また併せて自社経営のレストラン「FIRE HILL」のリニューアルも秋口をメドに考えています。具体的には、当牧場で育てた栄養価が高くおいしい牛肉と一緒に、当農場の発酵堆肥で育てた滋味あふれる野菜をよりたくさん提供するということです。このような肉も野菜もすべてポテンシャルの高い食材をお客様に提供する。それが畜産農家が土づくりの前の堆肥づくりからスタートする飼料づくりと繁殖から手掛けるという希有な牛肉であり、新技術の熟成肉システムによりシナジーを生みます。

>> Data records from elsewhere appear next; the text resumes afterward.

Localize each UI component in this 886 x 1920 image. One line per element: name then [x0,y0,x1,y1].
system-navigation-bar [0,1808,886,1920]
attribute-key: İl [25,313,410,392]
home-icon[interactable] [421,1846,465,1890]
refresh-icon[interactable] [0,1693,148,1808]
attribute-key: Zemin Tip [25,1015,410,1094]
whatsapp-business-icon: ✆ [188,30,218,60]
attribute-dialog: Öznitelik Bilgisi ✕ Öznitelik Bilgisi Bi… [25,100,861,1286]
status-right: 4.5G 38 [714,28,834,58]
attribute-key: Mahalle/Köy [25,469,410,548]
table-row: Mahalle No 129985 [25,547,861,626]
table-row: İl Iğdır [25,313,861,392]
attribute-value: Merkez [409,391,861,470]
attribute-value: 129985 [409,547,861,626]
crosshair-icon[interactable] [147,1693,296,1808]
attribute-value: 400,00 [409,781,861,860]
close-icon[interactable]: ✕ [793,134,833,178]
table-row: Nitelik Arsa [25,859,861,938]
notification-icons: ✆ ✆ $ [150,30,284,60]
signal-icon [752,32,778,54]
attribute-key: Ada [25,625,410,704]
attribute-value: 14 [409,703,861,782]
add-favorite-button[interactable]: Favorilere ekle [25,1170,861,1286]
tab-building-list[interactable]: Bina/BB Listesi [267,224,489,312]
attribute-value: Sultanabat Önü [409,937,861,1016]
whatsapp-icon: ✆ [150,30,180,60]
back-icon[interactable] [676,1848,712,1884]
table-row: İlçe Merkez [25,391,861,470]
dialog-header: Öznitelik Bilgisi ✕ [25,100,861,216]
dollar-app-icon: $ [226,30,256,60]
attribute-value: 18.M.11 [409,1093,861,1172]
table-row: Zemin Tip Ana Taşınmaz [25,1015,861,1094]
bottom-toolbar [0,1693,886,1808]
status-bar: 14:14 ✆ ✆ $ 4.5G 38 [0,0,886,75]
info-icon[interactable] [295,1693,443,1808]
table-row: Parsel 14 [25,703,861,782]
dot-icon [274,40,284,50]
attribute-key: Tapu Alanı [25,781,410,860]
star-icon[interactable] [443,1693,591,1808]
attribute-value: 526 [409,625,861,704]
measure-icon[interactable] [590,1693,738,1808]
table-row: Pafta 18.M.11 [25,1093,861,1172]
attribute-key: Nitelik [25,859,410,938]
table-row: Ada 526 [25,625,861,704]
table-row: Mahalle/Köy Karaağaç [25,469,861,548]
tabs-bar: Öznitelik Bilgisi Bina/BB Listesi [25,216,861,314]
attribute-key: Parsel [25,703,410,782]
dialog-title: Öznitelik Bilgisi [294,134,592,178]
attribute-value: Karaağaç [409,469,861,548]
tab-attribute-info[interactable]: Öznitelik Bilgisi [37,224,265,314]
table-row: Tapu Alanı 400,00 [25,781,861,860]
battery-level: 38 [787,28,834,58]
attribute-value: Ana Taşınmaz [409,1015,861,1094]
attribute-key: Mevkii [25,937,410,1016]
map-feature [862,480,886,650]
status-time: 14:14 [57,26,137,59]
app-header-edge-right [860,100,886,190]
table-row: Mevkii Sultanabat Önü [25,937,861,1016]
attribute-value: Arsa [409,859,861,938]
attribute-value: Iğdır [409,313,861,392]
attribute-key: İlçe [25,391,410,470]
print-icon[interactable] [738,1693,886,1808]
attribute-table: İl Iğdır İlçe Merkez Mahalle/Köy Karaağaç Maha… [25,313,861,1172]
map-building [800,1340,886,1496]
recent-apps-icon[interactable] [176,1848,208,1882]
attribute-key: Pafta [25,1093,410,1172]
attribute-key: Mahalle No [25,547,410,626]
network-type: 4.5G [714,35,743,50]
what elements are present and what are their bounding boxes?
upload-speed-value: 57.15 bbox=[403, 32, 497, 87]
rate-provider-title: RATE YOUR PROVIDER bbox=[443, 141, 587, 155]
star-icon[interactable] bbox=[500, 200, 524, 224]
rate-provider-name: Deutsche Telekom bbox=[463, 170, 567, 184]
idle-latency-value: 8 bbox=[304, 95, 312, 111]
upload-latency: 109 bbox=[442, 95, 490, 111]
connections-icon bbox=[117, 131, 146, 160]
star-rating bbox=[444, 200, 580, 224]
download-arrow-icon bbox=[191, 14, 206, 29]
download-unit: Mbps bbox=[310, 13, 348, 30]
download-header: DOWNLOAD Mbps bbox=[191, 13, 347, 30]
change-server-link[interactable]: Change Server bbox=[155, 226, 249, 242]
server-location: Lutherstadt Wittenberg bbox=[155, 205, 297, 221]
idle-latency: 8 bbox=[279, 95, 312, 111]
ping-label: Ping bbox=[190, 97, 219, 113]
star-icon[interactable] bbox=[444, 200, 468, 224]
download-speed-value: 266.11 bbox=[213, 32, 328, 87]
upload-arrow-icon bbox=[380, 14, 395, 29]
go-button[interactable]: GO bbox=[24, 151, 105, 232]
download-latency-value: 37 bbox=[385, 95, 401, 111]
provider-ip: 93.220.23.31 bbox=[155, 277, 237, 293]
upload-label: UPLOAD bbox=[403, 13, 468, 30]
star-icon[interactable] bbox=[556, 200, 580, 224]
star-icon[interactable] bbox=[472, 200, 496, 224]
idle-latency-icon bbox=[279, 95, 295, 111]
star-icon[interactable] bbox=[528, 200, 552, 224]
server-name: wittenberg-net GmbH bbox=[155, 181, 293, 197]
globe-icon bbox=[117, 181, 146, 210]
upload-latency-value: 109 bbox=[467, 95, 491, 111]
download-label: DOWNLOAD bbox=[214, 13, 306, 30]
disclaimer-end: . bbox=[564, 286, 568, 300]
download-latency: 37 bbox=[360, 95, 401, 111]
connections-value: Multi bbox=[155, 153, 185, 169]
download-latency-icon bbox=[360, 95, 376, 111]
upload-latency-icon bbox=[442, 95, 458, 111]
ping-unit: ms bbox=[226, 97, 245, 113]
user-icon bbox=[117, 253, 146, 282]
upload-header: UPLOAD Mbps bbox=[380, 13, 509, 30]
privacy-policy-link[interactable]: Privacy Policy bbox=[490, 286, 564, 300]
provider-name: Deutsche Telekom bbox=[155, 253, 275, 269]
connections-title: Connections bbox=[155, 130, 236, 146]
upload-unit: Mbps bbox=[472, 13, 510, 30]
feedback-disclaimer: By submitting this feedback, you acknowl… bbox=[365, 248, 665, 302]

何より、最終的な『肉の味』をその全過程にフィードバックできるフィールドがここにはあり、『やれること』は、まだまだ山ほど…でもそこにFarmnoteがスッと寄り添ってくれてる安心感があるんです。
だからこそ、実現出来れば絶対に真似できないオンリーワンの取り組みだと自負しています!
自家発酵飼料から作った滋味深い野菜と、かろやかでしっかりとした味の自慢の牛肉。
- 今後のビジョンをお聞かせください。
- 冒頭で申し上げた、堆肥作りから繁殖肥育、レストラン経営まで一気通貫の畜産のビジネスモデルをより確固としたものにしていくことと、そのサイクルを正常に回していくことが梶岡牧場の目標でもあるし、それで生きていくスタイルを今後も貫きたいと思っています。
- これが本来の意味での循環型農業だと思いますし、正常なサイクルを目指すことは、物質だけではなく、最終的にはお金の循環にも繋がると信じているんです。 また、今でも多くの方々から「梶岡牧場がなくなったら困るから頑張って!」と言われているのですが、より社会から愛され、必要とされる畜産農家になりたいですね。 なくなったら私を筆頭に多くの畜産農家がとても困るFarmnoteのように。